Baidu AI learns to talk by itself in hours, with no human involvement

9 Mar 2017

Image: REDPIXEL.PL/Shutterstock

Baidu has been developing its own AI system for four years, and its latest achievement shows it is capable of learning vast amounts of information with no human involvement.

Baidu – commonly referred to as the Chinese Google – has been following its Silicon Valley counterparts in developing AI with an emphasis on deep learning and, seemingly, beating ancient parlour games.

Now, after four years of development within its research labs, the Chinese company has revealed that its AI can now handle speech synthesis with unprecedented accuracy.

According to MIT Technology Review, the breakthrough was made by developing its deep learning machine to reduce the amount of time its speech synthesis needs to switch gears when putting emphasis on words.

Under many existing text-to-speech systems, the voice comes from a vast database of different words from a single source, which are then combined into one phrase or sentence.

To facilitate a change of emphasis or a new speaker, however, it would require the need for an entirely new database, which would be both costly and time-consuming.

Baidu’s Deep Voice AI has counteracted this by creating speech in real time, thereby learning how to talk to itself – with no human involvement – in the space of a few hours.

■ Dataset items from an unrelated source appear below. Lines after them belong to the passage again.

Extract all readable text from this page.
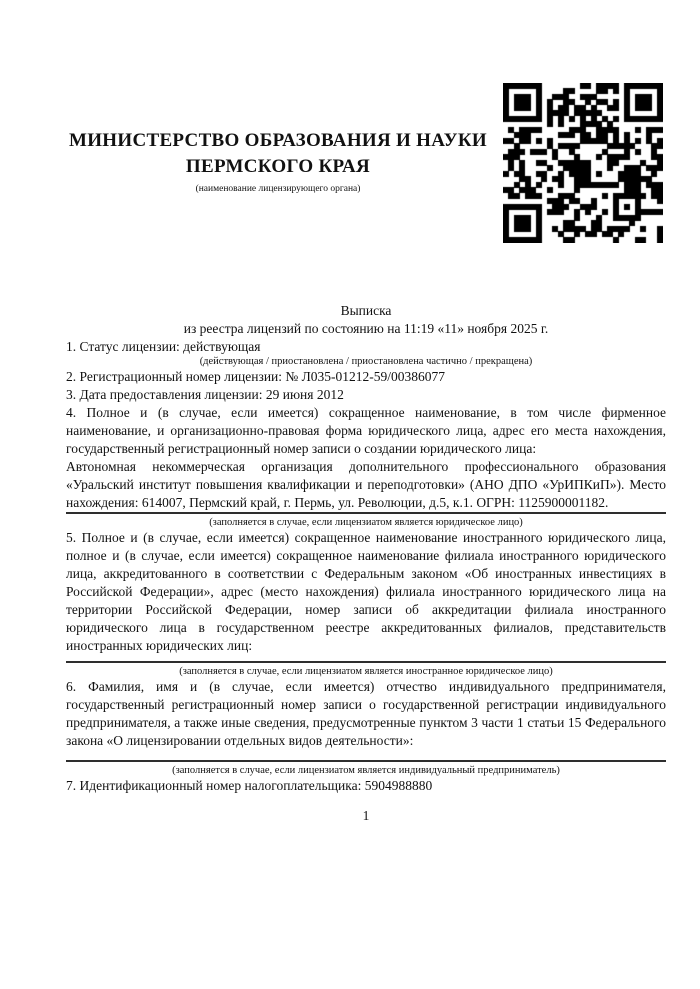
МИНИСТЕРСТВО ОБРАЗОВАНИЯ И НАУКИ
ПЕРМСКОГО КРАЯ
(наименование лицензирующего органа)
Выписка
из реестра лицензий по состоянию на 11:19 «11» ноября 2025 г.

1. Статус лицензии: действующая

(действующая / приостановлена / приостановлена частично / прекращена)

2. Регистрационный номер лицензии: № Л035-01212-59/00386077

3. Дата предоставления лицензии: 29 июня 2012

4. Полное и (в случае, если имеется) сокращенное наименование, в том числе фирменное наименование, и организационно-правовая форма юридического лица, адрес его места нахождения, государственный регистрационный номер записи о создании юридического лица:

Автономная некоммерческая организация дополнительного профессионального образования «Уральский институт повышения квалификации и переподготовки» (АНО ДПО «УрИПКиП»). Место нахождения: 614007, Пермский край, г. Пермь, ул. Революции, д.5, к.1. ОГРН: 1125900001182.

(заполняется в случае, если лицензиатом является юридическое лицо)

5. Полное и (в случае, если имеется) сокращенное наименование иностранного юридического лица, полное и (в случае, если имеется) сокращенное наименование филиала иностранного юридического лица, аккредитованного в соответствии с Федеральным законом «Об иностранных инвестициях в Российской Федерации», адрес (место нахождения) филиала иностранного юридического лица на территории Российской Федерации, номер записи об аккредитации филиала иностранного юридического лица в государственном реестре аккредитованных филиалов, представительств иностранных юридических лиц:

(заполняется в случае, если лицензиатом является иностранное юридическое лицо)

6. Фамилия, имя и (в случае, если имеется) отчество индивидуального предпринимателя, государственный регистрационный номер записи о государственной регистрации индивидуального предпринимателя, а также иные сведения, предусмотренные пунктом 3 части 1 статьи 15 Федерального закона «О лицензировании отдельных видов деятельности»:

(заполняется в случае, если лицензиатом является индивидуальный предприниматель)

7. Идентификационный номер налогоплательщика: 5904988880

1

The Deep Voice AI is a development from Baidu’s previous research using WaveNet, which was similar in design but required some human involvement to tidy up its speech patterns.

Strain in computer power

To achieve this latest advancement with Deep Voice, Baidu researchers said in a scientific journal that it broke down text into phenomes, or units of sound.

By using smaller sound units, it can recreate words more accurately, and sound more natural.

The only problem is that, in doing so, the processing power required increases dramatically, as having only 20 microseconds to generate a sample word means that each of these phenomes must be generated within 1.5 microseconds.

“Our system is trainable without any human involvement, dramatically simplifying the process of creating text-to-speech systems,” said the research team.

To show how human-like the phrases sound, Baidu has begun uploading audio samples to the crowdsourcing Amazon site Mechanical Turk to see if the wider public can tell the difference.